Hollanda’ya karşı verilen bağımsızlık mücadelesinde başrolü üstlenmiş bu şehir, hâlâ bir sultan tarafından yönetiliyor. Sultan Sarayı’nın büyük bir bölümü ziyarete açık. Her gün farklı bir müzik etkinliğine sahne olan saray, aynı zamanda batik müzesi olarak kullanılıyor.
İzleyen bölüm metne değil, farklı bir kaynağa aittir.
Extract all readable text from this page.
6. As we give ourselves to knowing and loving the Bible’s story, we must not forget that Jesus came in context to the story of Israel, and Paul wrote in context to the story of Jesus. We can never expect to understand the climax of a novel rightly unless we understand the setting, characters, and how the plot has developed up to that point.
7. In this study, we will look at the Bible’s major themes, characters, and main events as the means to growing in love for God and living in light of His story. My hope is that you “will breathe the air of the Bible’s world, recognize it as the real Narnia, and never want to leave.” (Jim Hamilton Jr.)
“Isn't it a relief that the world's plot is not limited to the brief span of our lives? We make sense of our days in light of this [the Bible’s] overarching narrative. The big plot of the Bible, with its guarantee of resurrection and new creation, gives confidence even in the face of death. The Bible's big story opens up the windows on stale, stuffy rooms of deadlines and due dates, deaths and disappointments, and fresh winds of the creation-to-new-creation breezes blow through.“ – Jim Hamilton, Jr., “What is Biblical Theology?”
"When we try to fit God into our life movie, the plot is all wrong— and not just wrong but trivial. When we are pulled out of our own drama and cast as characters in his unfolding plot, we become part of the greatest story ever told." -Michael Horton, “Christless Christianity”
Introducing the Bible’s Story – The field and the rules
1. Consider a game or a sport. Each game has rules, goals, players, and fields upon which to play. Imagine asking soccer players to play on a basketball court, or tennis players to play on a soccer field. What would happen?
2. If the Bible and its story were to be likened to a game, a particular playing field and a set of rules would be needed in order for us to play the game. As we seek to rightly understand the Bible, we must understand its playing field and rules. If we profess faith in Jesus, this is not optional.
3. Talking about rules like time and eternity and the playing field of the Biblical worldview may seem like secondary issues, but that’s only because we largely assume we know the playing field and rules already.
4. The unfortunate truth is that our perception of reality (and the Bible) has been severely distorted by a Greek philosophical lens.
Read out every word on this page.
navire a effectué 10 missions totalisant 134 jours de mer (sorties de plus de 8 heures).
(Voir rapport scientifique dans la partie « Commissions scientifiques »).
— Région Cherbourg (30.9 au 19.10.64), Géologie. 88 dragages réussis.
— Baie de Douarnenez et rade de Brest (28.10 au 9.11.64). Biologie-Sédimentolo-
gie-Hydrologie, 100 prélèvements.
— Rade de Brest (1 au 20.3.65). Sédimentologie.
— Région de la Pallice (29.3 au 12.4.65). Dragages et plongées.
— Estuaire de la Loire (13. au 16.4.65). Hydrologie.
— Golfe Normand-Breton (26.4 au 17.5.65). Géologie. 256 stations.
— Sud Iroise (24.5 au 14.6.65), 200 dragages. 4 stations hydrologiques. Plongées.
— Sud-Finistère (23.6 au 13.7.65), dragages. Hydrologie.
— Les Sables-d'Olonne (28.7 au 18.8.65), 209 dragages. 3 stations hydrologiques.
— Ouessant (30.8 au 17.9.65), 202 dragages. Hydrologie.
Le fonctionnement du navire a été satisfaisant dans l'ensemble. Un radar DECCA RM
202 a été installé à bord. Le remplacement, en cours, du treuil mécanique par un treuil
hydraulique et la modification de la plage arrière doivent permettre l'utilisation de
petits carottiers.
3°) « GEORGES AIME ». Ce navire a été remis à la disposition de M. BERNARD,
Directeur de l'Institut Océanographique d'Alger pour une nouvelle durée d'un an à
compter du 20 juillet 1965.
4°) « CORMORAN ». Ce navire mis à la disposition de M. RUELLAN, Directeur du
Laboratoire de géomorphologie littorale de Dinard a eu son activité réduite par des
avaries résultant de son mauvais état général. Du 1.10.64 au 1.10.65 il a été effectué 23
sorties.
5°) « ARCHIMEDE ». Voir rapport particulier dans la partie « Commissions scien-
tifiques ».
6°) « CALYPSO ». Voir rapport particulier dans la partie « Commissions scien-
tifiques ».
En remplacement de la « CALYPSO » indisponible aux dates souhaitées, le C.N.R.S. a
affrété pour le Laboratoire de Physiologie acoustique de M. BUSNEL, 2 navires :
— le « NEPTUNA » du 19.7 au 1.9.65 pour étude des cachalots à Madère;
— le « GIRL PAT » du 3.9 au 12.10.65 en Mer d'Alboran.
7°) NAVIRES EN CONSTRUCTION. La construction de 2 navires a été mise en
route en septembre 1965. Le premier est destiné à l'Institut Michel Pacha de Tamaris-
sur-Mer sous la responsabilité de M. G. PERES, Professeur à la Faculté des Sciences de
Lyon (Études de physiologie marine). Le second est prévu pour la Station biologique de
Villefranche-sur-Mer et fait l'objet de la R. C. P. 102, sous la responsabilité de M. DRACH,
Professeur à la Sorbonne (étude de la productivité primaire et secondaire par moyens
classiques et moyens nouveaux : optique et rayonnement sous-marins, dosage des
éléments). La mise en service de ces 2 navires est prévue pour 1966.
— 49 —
Saray görevlilerinin girift motiflerle bezeli, kahverengi ve bej tonları içeren yerel batik kumaşlardan biçilmiş, pareo gibi bele sarılan sarong denen giysileri tüm gezginlerin ilgisine mazhar olmakta. Şehir aynı zamanda adanın ruhani ve sanatsal başkenti olarak da biliniyor; manda derisinden işlenmiş el emeği göz nuru gölge tiyatrosu kuklaları ve rengârenk hediyelik eşyalar çarşıları şenlendiriyor.
 

BOROBUDUR

Budizm’in mimari anlamda nirvanası. Budacı geleneğin yeryüzündeki en büyük yapısı. 1200 yıl önce hüküm sürmüş bir hanedanın siyasi hükümranlığını perçinleyen bir başyapıt. Zirvelerle çevrelenmiş yemyeşil bir coğrafyada boyvermiş, otuz metre yüksekliğinde yarı piramit görünümünde sekiz katlı bir muamma… İlk beş kattaki açık hava koridorları, Buda’nın yaşamını öyküleyen binlerce alçak kabartma duvar panosu ve değişik pozisyonlarda Buda heykeliyle bezenmiş. Daire şeklinde tasarlanmış üst teraslarda yetmiş iki tane çan şeklinde stupa bulunuyor. Yapının zirvesini ise boş bir stupa taçlandırıyor. Havadan bakıldığında bir mandalayı andırması gizemini daha da arttırıyor. Bu mimari düzen ile, koridorlar boyunca yürüyerek üst teraslara ulaşan Budist hacıların, acı veren arzu ve ihtiraslar dünyasından, bir başka deyişle maddi âlemden ruhani âleme ulaşarak aydınlanmaları hedeflenmiş. Gündoğumu ya da günbatımını burada karşılamak, her gezginin düşlerini süsleyen mucizevi bir deneyim.

SULAWESI (SELEBES)

Endonezya’nın tam ortasında yer alan adanın orta kesimindeki dağlık bölge, Toraca halkının yurdu. En önemli gelir kaynağı, pirinç. Halkın büyük çoğunluğu geçtiğimiz yüzyılın başında Hollandalı misyonerlerin çabasıyla Hristiyanlığı benimsemiş. Gene de atalarından miras edindikleri mimari geleneklerinden vazgeçememişler. Tongkonan denen yerden yükseltilmiş evleri, sadece asil aileler yaptırabiliyor. Bu evlerin en sıradışı bölümleri ise iki ucu yukarı doğru kıvrık olan çatıları. Tamamen bambudan yapılan çatılarda hiç çivi kullanılmamış. Evler sanki manda boynuzları ya da bir kayık ile taçlandırılmış. Bu evlerin daha küçük boyutta olanları ise pirinç ambarı olarak kullanılmakta. Bu gelenek o denli canlı ki aynı mimari tarzda çok sayıda kilise bile yapılmış.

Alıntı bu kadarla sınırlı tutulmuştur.